Metal Gear Solid V: Ground Zeroes – premiera i…afera

0
229
Rate this post
Jutrzejszy dzień to okazja do świętowania dla każdego fana twórczości H. Kojimy, jest to bowiem data premiery długo wyczekiwanego prologu do piątej części Metal Gear Solid, opatrzonego podtytułem Ground Zeroes. Wokół tego tytułu już jakiś czas temu pojawiło się mnóstwo niedomówień i kontrowersji, jednak wczorajszy tekst, który przeczytałem przebił wszystko co widziałem do tej pory i zainspirował mnie do napisania tego krótkiego felietonu. O czym mówię? Ano o „recenzji”, która pojawiła się na zagranicznym portalu Examiner. [edit: tekst zniknął bez żadnego słowa wyjaśnienia ze strony]Autor radośnie chwali się, że udało mu się otrzymać grę przed premierą, sypie spojlerami na lewo i prawo, a następnie wystawia najniższą notę, bo przejście głównej misji zajęło mu około 25 minut. Ok, wszystko rozumiem, ale ktoś, kto w komentarzach bez najmniejszego oporu oznajmia czytelnikom, że nie chciało mu się przechodzić gry po raz kolejny na inne sposoby, ani nawet zabierać się za poboczne misje nie powinien zajmować się recenzowaniem. W tekście zabrakło jakichkolwiek informacji na temat tego jak wygląda gra, czy gameplay różni się od poprzednich części serii, czy Kiefer Sutherland sprawdza się jako Solid Snake, czyli elementarnych części składowych każdej, normalnej recenzji. Nie jest to tylko moje zdanie, wystarczy rozwinąć znajdujące się pod ową „recenzją” komentarze aby zobaczyć, że wiele osób jest  z tego tekstu niezadowolonych.I chociaż mogłoby się wydawać, że moja publikacja będzie tylko i wyłącznie krytyką tekstu Luisa Santosa, to jednak chciałem też poruszyć temat samej gry. Metal Gear Solid V: Ground Zeroes jest tytułem trudnym do zrecenzowania, głównie z tego względu, że tak naprawdę nie wiadomo jak go potraktować. Króciutki prolog, płatne demo technologiczne, grywalny trailer? Można podejść do tego w ten sposób, ale z drugiej strony ukończenie gry na 100%, z uwzględnieniem wszystkich możliwości zaoferowanych przez twórców ma zająć tyle samo, o ile nie więcej czasu jak przejście innych, normalnych produkcji. Z tego zresztą słynie seria Metal Gear Solid – nawet po przejściu poprzednich części kilka razy wciąż mogliśmy odkrywać nowe, niezauważone wcześniej rzeczy.

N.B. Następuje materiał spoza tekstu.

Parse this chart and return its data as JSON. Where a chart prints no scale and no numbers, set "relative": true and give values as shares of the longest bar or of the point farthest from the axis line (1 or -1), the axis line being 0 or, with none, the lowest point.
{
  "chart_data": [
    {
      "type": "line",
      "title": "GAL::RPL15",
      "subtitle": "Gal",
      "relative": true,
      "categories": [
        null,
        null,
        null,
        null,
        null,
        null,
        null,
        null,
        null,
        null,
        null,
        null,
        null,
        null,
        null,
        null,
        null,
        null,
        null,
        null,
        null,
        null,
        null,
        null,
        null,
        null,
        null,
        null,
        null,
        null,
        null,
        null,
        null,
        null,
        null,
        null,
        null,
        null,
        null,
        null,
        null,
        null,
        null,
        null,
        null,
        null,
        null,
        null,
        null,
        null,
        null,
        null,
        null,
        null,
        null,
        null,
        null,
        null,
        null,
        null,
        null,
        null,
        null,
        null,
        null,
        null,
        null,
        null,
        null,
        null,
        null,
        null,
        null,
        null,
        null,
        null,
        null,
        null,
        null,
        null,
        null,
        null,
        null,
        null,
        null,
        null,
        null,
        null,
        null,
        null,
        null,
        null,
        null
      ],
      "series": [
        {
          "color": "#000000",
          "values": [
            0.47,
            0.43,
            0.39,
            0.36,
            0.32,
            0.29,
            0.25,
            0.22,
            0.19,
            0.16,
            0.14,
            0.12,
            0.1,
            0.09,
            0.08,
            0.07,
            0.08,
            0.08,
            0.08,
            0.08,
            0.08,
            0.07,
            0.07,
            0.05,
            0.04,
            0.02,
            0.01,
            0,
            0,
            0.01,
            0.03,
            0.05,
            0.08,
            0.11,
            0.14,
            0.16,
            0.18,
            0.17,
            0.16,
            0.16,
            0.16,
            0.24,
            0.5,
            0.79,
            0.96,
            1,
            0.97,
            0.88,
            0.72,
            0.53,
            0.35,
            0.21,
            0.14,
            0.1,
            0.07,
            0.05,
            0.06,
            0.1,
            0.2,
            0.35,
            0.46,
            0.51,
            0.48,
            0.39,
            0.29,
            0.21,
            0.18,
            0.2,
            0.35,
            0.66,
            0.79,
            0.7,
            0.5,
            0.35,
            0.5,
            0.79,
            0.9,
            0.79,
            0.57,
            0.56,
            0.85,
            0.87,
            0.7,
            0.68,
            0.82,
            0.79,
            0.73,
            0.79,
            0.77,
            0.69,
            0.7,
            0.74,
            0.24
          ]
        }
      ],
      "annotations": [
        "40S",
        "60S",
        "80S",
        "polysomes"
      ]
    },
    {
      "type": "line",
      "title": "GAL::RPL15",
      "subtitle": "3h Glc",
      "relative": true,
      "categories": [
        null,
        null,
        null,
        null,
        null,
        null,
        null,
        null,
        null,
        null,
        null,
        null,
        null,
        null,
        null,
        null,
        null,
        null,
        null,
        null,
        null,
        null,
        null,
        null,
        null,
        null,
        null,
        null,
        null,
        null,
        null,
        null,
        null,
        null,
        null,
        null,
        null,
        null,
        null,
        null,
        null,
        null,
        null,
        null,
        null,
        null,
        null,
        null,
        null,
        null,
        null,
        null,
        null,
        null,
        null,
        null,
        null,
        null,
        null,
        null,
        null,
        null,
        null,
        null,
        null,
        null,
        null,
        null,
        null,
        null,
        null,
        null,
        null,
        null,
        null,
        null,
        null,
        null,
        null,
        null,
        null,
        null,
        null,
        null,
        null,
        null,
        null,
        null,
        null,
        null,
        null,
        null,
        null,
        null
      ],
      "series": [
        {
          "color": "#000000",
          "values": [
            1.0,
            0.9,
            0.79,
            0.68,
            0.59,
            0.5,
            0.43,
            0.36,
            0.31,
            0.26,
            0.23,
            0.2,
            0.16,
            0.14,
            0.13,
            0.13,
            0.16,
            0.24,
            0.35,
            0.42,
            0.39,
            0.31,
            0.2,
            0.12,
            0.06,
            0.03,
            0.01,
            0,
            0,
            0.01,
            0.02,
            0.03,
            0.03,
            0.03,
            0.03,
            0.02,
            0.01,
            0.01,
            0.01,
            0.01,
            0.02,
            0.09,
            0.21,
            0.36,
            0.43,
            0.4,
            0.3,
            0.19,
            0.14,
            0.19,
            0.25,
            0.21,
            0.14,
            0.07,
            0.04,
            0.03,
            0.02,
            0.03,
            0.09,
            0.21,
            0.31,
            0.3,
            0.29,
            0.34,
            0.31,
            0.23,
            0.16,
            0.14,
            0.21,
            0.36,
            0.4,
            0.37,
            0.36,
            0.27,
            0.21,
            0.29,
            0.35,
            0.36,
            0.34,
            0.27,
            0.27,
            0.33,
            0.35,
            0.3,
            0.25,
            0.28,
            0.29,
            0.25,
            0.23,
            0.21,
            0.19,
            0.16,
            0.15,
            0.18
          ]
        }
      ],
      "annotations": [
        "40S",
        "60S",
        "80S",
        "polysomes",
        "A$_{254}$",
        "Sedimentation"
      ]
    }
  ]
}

Wydaje mi się, że podstawowym problemem Ground Zeroes jest to, że ludzie zachęceni naprawdę pięknymi trailerami oczekują czegoś więcej – już teraz chcieliby zagrać w pełny tytuł, na który przyjdzie nam jednak jeszcze poczekać. Nie bez znaczenia jest też cena, chociaż została ona obniżona, to jednak 79 zł za grę tak krótką (mówię o główny wątku, żeby nie było niedomówień) wydaje się być naprawdę dużą kwotą. Mimo wszystko radziłbym jednak wszystkim poczekać na rzetelne opinie, a nie kierować się tylko i wyłącznie wylewaniem jadu przez osoby, które chciałyby być nazywane recenzentami.

Przydałoby się jakieś zakończenie…cóż, od siebie napisze tylko tyle – jeśli chcecie trudnić się recenzowaniem gier, filmów, czegokolwiek, to podchodźcie do sprawy z sercem. Zjechać grę z błotem też trzeba umieć, nie zapominając przy tym o sensownym uzasadnieniu.